Find has it's own -delete option so

find /home -type f -size +100M -delete

should do what you want. Just be careful about where you put the -delete option

Warnings: Don’t forget that the find command line is evaluated as an expression, so putting -delete first will make find try to delete everything below the starting points you specified.

If you want to test this before using it then you need to add -depth as -delete implies it.

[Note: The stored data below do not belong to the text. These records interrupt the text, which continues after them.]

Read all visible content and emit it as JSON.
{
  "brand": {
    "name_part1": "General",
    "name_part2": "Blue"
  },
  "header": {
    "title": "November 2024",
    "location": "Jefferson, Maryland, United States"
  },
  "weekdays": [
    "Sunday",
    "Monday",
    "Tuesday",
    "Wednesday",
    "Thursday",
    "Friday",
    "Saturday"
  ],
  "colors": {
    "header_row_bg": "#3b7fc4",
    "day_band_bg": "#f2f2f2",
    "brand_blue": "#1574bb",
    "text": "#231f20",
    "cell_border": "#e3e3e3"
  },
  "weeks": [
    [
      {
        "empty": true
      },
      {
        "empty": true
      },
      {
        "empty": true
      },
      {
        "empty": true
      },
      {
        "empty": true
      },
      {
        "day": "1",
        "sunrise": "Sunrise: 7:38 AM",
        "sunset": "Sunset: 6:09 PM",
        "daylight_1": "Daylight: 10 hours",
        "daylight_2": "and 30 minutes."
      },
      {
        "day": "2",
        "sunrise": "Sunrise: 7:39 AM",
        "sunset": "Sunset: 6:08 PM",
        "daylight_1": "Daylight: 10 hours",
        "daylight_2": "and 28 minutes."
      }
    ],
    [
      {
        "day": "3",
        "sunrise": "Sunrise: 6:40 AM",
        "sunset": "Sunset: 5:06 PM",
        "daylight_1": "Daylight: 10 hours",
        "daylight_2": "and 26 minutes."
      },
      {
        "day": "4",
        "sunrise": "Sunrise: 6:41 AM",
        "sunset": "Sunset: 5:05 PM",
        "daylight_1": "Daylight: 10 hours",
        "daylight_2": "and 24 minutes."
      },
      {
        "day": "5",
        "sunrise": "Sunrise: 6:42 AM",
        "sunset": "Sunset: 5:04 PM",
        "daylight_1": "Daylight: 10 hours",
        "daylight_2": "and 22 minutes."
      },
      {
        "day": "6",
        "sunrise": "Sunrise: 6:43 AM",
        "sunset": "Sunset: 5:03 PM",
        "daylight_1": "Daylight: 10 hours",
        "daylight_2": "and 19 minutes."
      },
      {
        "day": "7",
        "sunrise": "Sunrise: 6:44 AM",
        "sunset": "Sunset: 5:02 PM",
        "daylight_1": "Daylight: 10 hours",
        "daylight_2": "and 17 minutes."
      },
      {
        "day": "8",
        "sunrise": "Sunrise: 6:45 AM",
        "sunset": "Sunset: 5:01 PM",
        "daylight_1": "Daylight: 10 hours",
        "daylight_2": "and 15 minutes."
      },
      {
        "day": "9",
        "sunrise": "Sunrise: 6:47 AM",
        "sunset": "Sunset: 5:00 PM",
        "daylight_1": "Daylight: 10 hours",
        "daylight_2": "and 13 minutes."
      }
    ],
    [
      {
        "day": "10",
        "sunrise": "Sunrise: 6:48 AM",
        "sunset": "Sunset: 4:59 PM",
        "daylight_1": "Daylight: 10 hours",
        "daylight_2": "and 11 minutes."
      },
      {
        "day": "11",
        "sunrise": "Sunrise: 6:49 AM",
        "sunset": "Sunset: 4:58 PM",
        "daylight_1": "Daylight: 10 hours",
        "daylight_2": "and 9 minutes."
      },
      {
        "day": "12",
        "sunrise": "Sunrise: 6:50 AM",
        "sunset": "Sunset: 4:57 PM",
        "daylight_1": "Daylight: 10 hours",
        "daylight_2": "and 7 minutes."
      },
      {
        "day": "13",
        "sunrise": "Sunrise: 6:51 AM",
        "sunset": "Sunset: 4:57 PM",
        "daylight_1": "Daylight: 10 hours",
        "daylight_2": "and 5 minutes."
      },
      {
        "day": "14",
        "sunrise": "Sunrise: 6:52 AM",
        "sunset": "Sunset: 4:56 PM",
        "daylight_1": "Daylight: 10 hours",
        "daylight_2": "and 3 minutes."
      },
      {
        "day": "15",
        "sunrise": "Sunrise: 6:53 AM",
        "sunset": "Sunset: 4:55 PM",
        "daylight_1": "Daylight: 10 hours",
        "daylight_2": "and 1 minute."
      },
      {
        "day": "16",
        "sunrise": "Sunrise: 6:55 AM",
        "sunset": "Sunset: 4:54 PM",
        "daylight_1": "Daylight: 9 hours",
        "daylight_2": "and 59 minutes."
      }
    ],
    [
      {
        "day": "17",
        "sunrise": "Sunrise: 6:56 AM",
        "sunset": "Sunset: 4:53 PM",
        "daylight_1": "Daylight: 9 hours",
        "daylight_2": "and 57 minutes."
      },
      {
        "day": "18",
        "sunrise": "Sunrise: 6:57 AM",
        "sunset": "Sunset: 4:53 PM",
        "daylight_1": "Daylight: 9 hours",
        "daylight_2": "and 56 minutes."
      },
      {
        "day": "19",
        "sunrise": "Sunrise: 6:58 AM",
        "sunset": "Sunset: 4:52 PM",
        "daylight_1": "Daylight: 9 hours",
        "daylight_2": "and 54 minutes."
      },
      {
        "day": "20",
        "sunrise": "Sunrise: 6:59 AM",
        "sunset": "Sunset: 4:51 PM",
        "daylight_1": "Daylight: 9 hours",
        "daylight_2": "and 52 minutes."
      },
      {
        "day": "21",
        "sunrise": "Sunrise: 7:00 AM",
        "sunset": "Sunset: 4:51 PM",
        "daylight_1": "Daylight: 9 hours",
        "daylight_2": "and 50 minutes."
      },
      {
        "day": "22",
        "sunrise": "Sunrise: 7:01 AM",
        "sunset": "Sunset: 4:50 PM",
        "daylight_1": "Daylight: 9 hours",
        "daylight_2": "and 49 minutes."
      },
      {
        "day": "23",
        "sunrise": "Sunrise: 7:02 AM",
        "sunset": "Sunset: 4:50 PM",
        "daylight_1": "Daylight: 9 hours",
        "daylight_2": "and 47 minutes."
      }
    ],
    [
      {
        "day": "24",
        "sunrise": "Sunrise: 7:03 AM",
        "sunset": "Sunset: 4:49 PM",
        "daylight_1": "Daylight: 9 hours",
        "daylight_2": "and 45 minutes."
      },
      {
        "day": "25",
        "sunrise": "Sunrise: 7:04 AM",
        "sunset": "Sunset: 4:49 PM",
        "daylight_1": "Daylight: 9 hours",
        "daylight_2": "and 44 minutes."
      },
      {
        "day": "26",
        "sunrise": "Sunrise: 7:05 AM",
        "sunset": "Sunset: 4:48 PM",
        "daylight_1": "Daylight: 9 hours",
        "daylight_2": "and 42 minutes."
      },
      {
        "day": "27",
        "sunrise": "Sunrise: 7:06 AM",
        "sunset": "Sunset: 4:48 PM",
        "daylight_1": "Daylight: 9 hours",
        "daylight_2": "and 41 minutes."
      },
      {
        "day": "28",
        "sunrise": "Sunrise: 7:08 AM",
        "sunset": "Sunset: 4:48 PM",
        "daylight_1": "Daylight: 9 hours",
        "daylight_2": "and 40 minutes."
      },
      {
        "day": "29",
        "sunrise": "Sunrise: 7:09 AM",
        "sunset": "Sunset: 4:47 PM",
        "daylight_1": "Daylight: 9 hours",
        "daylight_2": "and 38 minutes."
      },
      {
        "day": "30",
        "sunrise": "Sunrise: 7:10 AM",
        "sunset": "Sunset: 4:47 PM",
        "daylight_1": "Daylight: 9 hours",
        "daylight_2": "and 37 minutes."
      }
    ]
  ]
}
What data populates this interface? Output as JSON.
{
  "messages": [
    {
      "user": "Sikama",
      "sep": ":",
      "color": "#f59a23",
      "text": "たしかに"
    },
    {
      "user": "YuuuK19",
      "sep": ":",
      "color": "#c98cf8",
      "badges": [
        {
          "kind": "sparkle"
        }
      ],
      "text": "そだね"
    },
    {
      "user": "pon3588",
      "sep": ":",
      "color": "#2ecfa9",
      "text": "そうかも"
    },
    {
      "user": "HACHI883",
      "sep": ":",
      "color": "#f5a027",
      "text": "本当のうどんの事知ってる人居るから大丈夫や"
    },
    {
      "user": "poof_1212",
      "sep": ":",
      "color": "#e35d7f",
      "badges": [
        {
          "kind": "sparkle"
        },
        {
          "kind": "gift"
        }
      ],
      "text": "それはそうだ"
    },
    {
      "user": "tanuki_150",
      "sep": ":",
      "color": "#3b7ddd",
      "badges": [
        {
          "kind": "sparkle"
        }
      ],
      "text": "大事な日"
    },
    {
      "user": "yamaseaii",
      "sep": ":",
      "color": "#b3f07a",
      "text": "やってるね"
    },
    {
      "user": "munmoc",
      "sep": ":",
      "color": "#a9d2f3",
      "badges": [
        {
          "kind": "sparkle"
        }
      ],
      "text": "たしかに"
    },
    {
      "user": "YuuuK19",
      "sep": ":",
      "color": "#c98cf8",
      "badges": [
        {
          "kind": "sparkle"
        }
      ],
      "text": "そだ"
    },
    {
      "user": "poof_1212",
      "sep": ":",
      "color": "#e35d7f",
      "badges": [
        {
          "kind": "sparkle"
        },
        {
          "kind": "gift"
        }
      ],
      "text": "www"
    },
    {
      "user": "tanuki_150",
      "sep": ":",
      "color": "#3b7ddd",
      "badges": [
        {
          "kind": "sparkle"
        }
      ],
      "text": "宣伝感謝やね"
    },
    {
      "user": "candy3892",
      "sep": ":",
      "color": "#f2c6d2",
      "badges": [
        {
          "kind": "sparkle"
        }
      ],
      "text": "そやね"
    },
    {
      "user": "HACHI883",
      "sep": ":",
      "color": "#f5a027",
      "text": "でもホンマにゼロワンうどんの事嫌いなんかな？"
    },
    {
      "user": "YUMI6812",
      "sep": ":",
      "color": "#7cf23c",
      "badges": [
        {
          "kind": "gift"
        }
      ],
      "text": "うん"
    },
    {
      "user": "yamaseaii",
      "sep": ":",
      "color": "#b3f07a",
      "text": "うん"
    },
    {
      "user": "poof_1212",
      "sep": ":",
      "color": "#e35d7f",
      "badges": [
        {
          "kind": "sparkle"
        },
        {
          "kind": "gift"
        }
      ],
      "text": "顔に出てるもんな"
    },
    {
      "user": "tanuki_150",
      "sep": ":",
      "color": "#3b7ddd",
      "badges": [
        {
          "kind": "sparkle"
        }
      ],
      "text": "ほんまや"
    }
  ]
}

find /home -type f -size +100M -depth
  • 7
    For future visitors who may not be on CentOS: Both the modern GNU and BSD variants of find (1) (including that of OS X) support the -delete flag, but it is not part of the standard. If you should need an alternative, use -depth -exec rm {} +.
    – kojiro
    Sep 16 '12 at 23:04
  • Good to know! I was not aware the -delete flag could be used to locate large files... It seems I don't have any... Strange ;) ;) ;)
    – user130370
    Sep 18 '12 at 0:30
  • @EricDANNIELOU: Your point being ?
    – user9517
    Sep 18 '12 at 6:11

ncdu is a nice interactive tool to find big files or directories. It will scan a given directory and show a simple ncurses interface to present sizes of directories. It also has a shortcut to delete a file/directory.

  • 1
    find, du and awk have an advantage of being standard
    – nponeccop
    Sep 16 '12 at 21:21
  • 1
    And ncdu has the advantage of being interactive.
    – liori
    Sep 16 '12 at 21:23
  • I've used ncdu for disk cleanup too! It's just great!
    – B Faley
    Sep 17 '12 at 7:00

Just find: find /home -type f -size +100M

find and remove find /home -type f -size +100M -print0 |xargs -0 rm

du /home | awk '$1 > 1234 { print }'

It searches not for large files but for large folders. In case of running out of file space I try to look both for large files and large folders to identify problematic areas.

  • 1
    du -a will have it print both individual files and folders' totals. Also, on many file systems, you need to add -k to make it print the size in KiB instead of arbitrary block-size counts, so I always include -k as a force of habit.